Electromagnetic forces are responsible for non-temporary attractions between atoms that lead to the formation of chemical bonds and the creation of molecules. There are two main types of bonds, covalent and ionic. The ionic bond is due to the electrostatic force of attraction between atoms with opposite charges while the covalent one occurs through the sharing of one or more electrons.

Connection to Big Idea about energy: Chemical compounds are formed by the joining of two or more atoms either from the same or from different elements. A stable compound occurs when the total energy of the combination has lower energy than the separated atoms. The bound state implies a net attractive force between the atoms resulting to a chemical bond.

Connection to Big Idea about forces: The electromagnetic force forms the bonds between atoms and determine the geometry of molecules. The charge distribution of the atoms involved defines the type of bonds between them and consequently the geometry of molecules.

Connection to Big Idea about quantum: All bonds can be explained by quantum theory, but, in practice, simplification rules allow scientists to predict the strength, directionality, and polarity of bonds.
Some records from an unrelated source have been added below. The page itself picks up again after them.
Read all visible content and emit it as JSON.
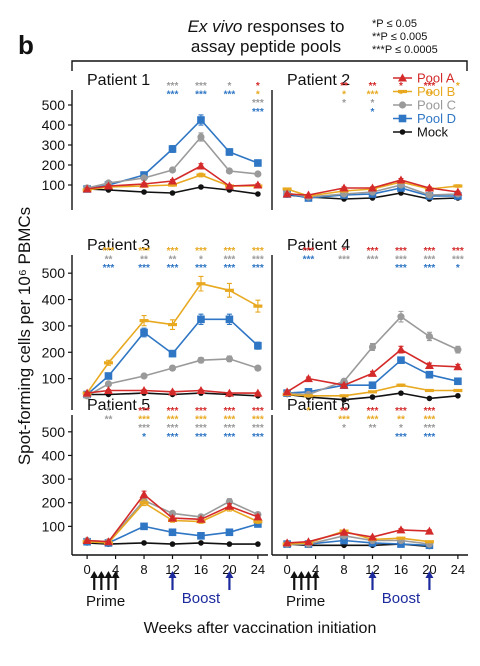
{
  "panel_letter": "b",
  "header": {
    "title_italic": "Ex vivo",
    "title_rest_1": " responses to",
    "title_line2": "assay peptide pools"
  },
  "significance_key": [
    "*P ≤ 0.05",
    "**P ≤ 0.005",
    "***P ≤ 0.0005"
  ],
  "y_axis_title": "Spot-forming cells per 10⁶ PBMCs",
  "x_axis_title": "Weeks after vaccination initiation",
  "phase_labels": {
    "prime": "Prime",
    "boost": "Boost"
  },
  "legend": [
    {
      "name": "Pool A",
      "color": "#d42a2a",
      "marker": "triangle"
    },
    {
      "name": "Pool B",
      "color": "#e8a921",
      "marker": "dash"
    },
    {
      "name": "Pool C",
      "color": "#9a9a9a",
      "marker": "circle"
    },
    {
      "name": "Pool D",
      "color": "#2f76c4",
      "marker": "square"
    },
    {
      "name": "Mock",
      "color": "#111111",
      "marker": "circle"
    }
  ],
  "chart_data": [
    {
      "type": "line",
      "title": "Patient 1",
      "x": [
        0,
        3,
        8,
        12,
        16,
        20,
        24
      ],
      "ylim": [
        0,
        550
      ],
      "yticks": [
        100,
        200,
        300,
        400,
        500
      ],
      "xticks": [],
      "series": [
        {
          "name": "Pool A",
          "values": [
            80,
            95,
            105,
            120,
            195,
            95,
            100
          ]
        },
        {
          "name": "Pool B",
          "values": [
            75,
            90,
            95,
            100,
            150,
            95,
            95
          ]
        },
        {
          "name": "Pool C",
          "values": [
            85,
            110,
            135,
            175,
            340,
            170,
            155
          ]
        },
        {
          "name": "Pool D",
          "values": [
            80,
            100,
            150,
            280,
            425,
            265,
            210
          ]
        },
        {
          "name": "Mock",
          "values": [
            80,
            75,
            65,
            60,
            90,
            75,
            55
          ]
        }
      ],
      "annotations": [
        {
          "x": 12,
          "rows": [
            [
              "***",
              "Pool C"
            ],
            [
              "***",
              "Pool D"
            ]
          ]
        },
        {
          "x": 16,
          "rows": [
            [
              "***",
              "Pool C"
            ],
            [
              "***",
              "Pool D"
            ]
          ]
        },
        {
          "x": 20,
          "rows": [
            [
              "*",
              "Pool C"
            ],
            [
              "***",
              "Pool D"
            ]
          ]
        },
        {
          "x": 24,
          "rows": [
            [
              "*",
              "Pool A"
            ],
            [
              "*",
              "Pool B"
            ],
            [
              "***",
              "Pool C"
            ],
            [
              "***",
              "Pool D"
            ]
          ]
        }
      ]
    },
    {
      "type": "line",
      "title": "Patient 2",
      "x": [
        0,
        3,
        8,
        12,
        16,
        20,
        24
      ],
      "ylim": [
        0,
        550
      ],
      "yticks": [],
      "xticks": [],
      "series": [
        {
          "name": "Pool A",
          "values": [
            55,
            50,
            85,
            85,
            125,
            85,
            65
          ]
        },
        {
          "name": "Pool B",
          "values": [
            80,
            45,
            70,
            80,
            115,
            80,
            95
          ]
        },
        {
          "name": "Pool C",
          "values": [
            60,
            40,
            55,
            65,
            100,
            50,
            55
          ]
        },
        {
          "name": "Pool D",
          "values": [
            55,
            35,
            50,
            55,
            85,
            45,
            45
          ]
        },
        {
          "name": "Mock",
          "values": [
            50,
            40,
            30,
            35,
            60,
            30,
            35
          ]
        }
      ],
      "annotations": [
        {
          "x": 8,
          "rows": [
            [
              "**",
              "Pool A"
            ],
            [
              "*",
              "Pool B"
            ],
            [
              "*",
              "Pool C"
            ]
          ]
        },
        {
          "x": 12,
          "rows": [
            [
              "**",
              "Pool A"
            ],
            [
              "***",
              "Pool B"
            ],
            [
              "*",
              "Pool C"
            ],
            [
              "*",
              "Pool D"
            ]
          ]
        },
        {
          "x": 16,
          "rows": [
            [
              "*",
              "Pool A"
            ],
            [
              "*",
              "Pool B"
            ]
          ]
        },
        {
          "x": 20,
          "rows": [
            [
              "***",
              "Pool A"
            ],
            [
              "**",
              "Pool B"
            ]
          ]
        },
        {
          "x": 24,
          "rows": [
            [
              "*",
              "Pool B"
            ]
          ]
        }
      ]
    },
    {
      "type": "line",
      "title": "Patient 3",
      "x": [
        0,
        3,
        8,
        12,
        16,
        20,
        24
      ],
      "ylim": [
        0,
        550
      ],
      "yticks": [
        100,
        200,
        300,
        400,
        500
      ],
      "xticks": [],
      "series": [
        {
          "name": "Pool A",
          "values": [
            45,
            55,
            55,
            50,
            55,
            45,
            45
          ]
        },
        {
          "name": "Pool B",
          "values": [
            45,
            160,
            320,
            305,
            460,
            435,
            375
          ]
        },
        {
          "name": "Pool C",
          "values": [
            35,
            80,
            110,
            140,
            170,
            175,
            140
          ]
        },
        {
          "name": "Pool D",
          "values": [
            40,
            110,
            275,
            195,
            325,
            325,
            225
          ]
        },
        {
          "name": "Mock",
          "values": [
            40,
            40,
            45,
            40,
            45,
            40,
            35
          ]
        }
      ],
      "annotations": [
        {
          "x": 3,
          "rows": [
            [
              "***",
              "Pool B"
            ],
            [
              "**",
              "Pool C"
            ],
            [
              "***",
              "Pool D"
            ]
          ]
        },
        {
          "x": 8,
          "rows": [
            [
              "***",
              "Pool B"
            ],
            [
              "**",
              "Pool C"
            ],
            [
              "***",
              "Pool D"
            ]
          ]
        },
        {
          "x": 12,
          "rows": [
            [
              "***",
              "Pool B"
            ],
            [
              "**",
              "Pool C"
            ],
            [
              "***",
              "Pool D"
            ]
          ]
        },
        {
          "x": 16,
          "rows": [
            [
              "***",
              "Pool B"
            ],
            [
              "*",
              "Pool C"
            ],
            [
              "***",
              "Pool D"
            ]
          ]
        },
        {
          "x": 20,
          "rows": [
            [
              "***",
              "Pool B"
            ],
            [
              "***",
              "Pool C"
            ],
            [
              "***",
              "Pool D"
            ]
          ]
        },
        {
          "x": 24,
          "rows": [
            [
              "***",
              "Pool B"
            ],
            [
              "***",
              "Pool C"
            ],
            [
              "***",
              "Pool D"
            ]
          ]
        }
      ]
    },
    {
      "type": "line",
      "title": "Patient 4",
      "x": [
        0,
        3,
        8,
        12,
        16,
        20,
        24
      ],
      "ylim": [
        0,
        550
      ],
      "yticks": [],
      "xticks": [],
      "series": [
        {
          "name": "Pool A",
          "values": [
            50,
            100,
            75,
            120,
            210,
            150,
            145
          ]
        },
        {
          "name": "Pool B",
          "values": [
            40,
            35,
            35,
            50,
            75,
            55,
            55
          ]
        },
        {
          "name": "Pool C",
          "values": [
            45,
            40,
            90,
            220,
            335,
            260,
            210
          ]
        },
        {
          "name": "Pool D",
          "values": [
            45,
            50,
            75,
            75,
            170,
            115,
            90
          ]
        },
        {
          "name": "Mock",
          "values": [
            40,
            30,
            20,
            30,
            45,
            25,
            35
          ]
        }
      ],
      "annotations": [
        {
          "x": 3,
          "rows": [
            [
              "***",
              "Pool A"
            ],
            [
              "***",
              "Pool D"
            ]
          ]
        },
        {
          "x": 8,
          "rows": [
            [
              "*",
              "Pool A"
            ],
            [
              "***",
              "Pool C"
            ]
          ]
        },
        {
          "x": 12,
          "rows": [
            [
              "***",
              "Pool A"
            ],
            [
              "***",
              "Pool C"
            ]
          ]
        },
        {
          "x": 16,
          "rows": [
            [
              "***",
              "Pool A"
            ],
            [
              "***",
              "Pool C"
            ],
            [
              "***",
              "Pool D"
            ]
          ]
        },
        {
          "x": 20,
          "rows": [
            [
              "***",
              "Pool A"
            ],
            [
              "***",
              "Pool C"
            ],
            [
              "***",
              "Pool D"
            ]
          ]
        },
        {
          "x": 24,
          "rows": [
            [
              "***",
              "Pool A"
            ],
            [
              "***",
              "Pool C"
            ],
            [
              "*",
              "Pool D"
            ]
          ]
        }
      ]
    },
    {
      "type": "line",
      "title": "Patient 5",
      "x": [
        0,
        3,
        8,
        12,
        16,
        20,
        24
      ],
      "ylim": [
        0,
        550
      ],
      "yticks": [
        100,
        200,
        300,
        400,
        500
      ],
      "xticks": [
        0,
        4,
        8,
        12,
        16,
        20,
        24
      ],
      "series": [
        {
          "name": "Pool A",
          "values": [
            40,
            35,
            235,
            135,
            130,
            185,
            140
          ]
        },
        {
          "name": "Pool B",
          "values": [
            35,
            30,
            200,
            125,
            120,
            175,
            120
          ]
        },
        {
          "name": "Pool C",
          "values": [
            40,
            35,
            210,
            155,
            140,
            205,
            150
          ]
        },
        {
          "name": "Pool D",
          "values": [
            35,
            30,
            100,
            75,
            60,
            75,
            110
          ]
        },
        {
          "name": "Mock",
          "values": [
            30,
            25,
            30,
            25,
            30,
            25,
            25
          ]
        }
      ],
      "annotations": [
        {
          "x": 3,
          "rows": [
            [
              "*",
              "Pool C"
            ],
            [
              "**",
              "Pool C"
            ]
          ]
        },
        {
          "x": 8,
          "rows": [
            [
              "***",
              "Pool A"
            ],
            [
              "***",
              "Pool B"
            ],
            [
              "***",
              "Pool C"
            ],
            [
              "*",
              "Pool D"
            ]
          ]
        },
        {
          "x": 12,
          "rows": [
            [
              "***",
              "Pool A"
            ],
            [
              "***",
              "Pool B"
            ],
            [
              "***",
              "Pool C"
            ],
            [
              "***",
              "Pool D"
            ]
          ]
        },
        {
          "x": 16,
          "rows": [
            [
              "***",
              "Pool A"
            ],
            [
              "***",
              "Pool B"
            ],
            [
              "***",
              "Pool C"
            ],
            [
              "***",
              "Pool D"
            ]
          ]
        },
        {
          "x": 20,
          "rows": [
            [
              "***",
              "Pool A"
            ],
            [
              "***",
              "Pool B"
            ],
            [
              "***",
              "Pool C"
            ],
            [
              "***",
              "Pool D"
            ]
          ]
        },
        {
          "x": 24,
          "rows": [
            [
              "***",
              "Pool A"
            ],
            [
              "***",
              "Pool B"
            ],
            [
              "***",
              "Pool C"
            ],
            [
              "***",
              "Pool D"
            ]
          ]
        }
      ]
    },
    {
      "type": "line",
      "title": "Patient 6",
      "x": [
        0,
        3,
        8,
        12,
        16,
        20,
        24
      ],
      "ylim": [
        0,
        550
      ],
      "yticks": [],
      "xticks": [
        0,
        4,
        8,
        12,
        16,
        20,
        24
      ],
      "series": [
        {
          "name": "Pool A",
          "values": [
            30,
            35,
            75,
            55,
            85,
            80,
            null
          ]
        },
        {
          "name": "Pool B",
          "values": [
            25,
            30,
            80,
            45,
            50,
            35,
            null
          ]
        },
        {
          "name": "Pool C",
          "values": [
            25,
            25,
            60,
            40,
            40,
            25,
            null
          ]
        },
        {
          "name": "Pool D",
          "values": [
            25,
            25,
            40,
            30,
            25,
            20,
            null
          ]
        },
        {
          "name": "Mock",
          "values": [
            25,
            20,
            20,
            20,
            25,
            15,
            null
          ]
        }
      ],
      "annotations": [
        {
          "x": 3,
          "rows": [
            [
              "*",
              "Pool B"
            ]
          ]
        },
        {
          "x": 8,
          "rows": [
            [
              "**",
              "Pool A"
            ],
            [
              "***",
              "Pool B"
            ],
            [
              "*",
              "Pool C"
            ]
          ]
        },
        {
          "x": 12,
          "rows": [
            [
              "***",
              "Pool A"
            ],
            [
              "***",
              "Pool B"
            ],
            [
              "**",
              "Pool C"
            ]
          ]
        },
        {
          "x": 16,
          "rows": [
            [
              "***",
              "Pool A"
            ],
            [
              "**",
              "Pool B"
            ],
            [
              "*",
              "Pool C"
            ],
            [
              "***",
              "Pool D"
            ]
          ]
        },
        {
          "x": 20,
          "rows": [
            [
              "***",
              "Pool A"
            ],
            [
              "***",
              "Pool B"
            ],
            [
              "***",
              "Pool C"
            ],
            [
              "***",
              "Pool D"
            ]
          ]
        }
      ]
    }
  ]
}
Connection to Big Idea about the cell: Chemical bonds hold molecules together and create temporary connections that are essential to life. Both strong and weak bonds play key roles in the chemistry of our cells and bodies. For instance, strong covalent bonds hold together the chemical building blocks that make up a strand of DNA. On the other hand, weaker hydrogen bonds hold together the two strands of the DNA double helix. These weak bonds keep the DNA stable, but also allow it to be opened up for copying and use by the cell.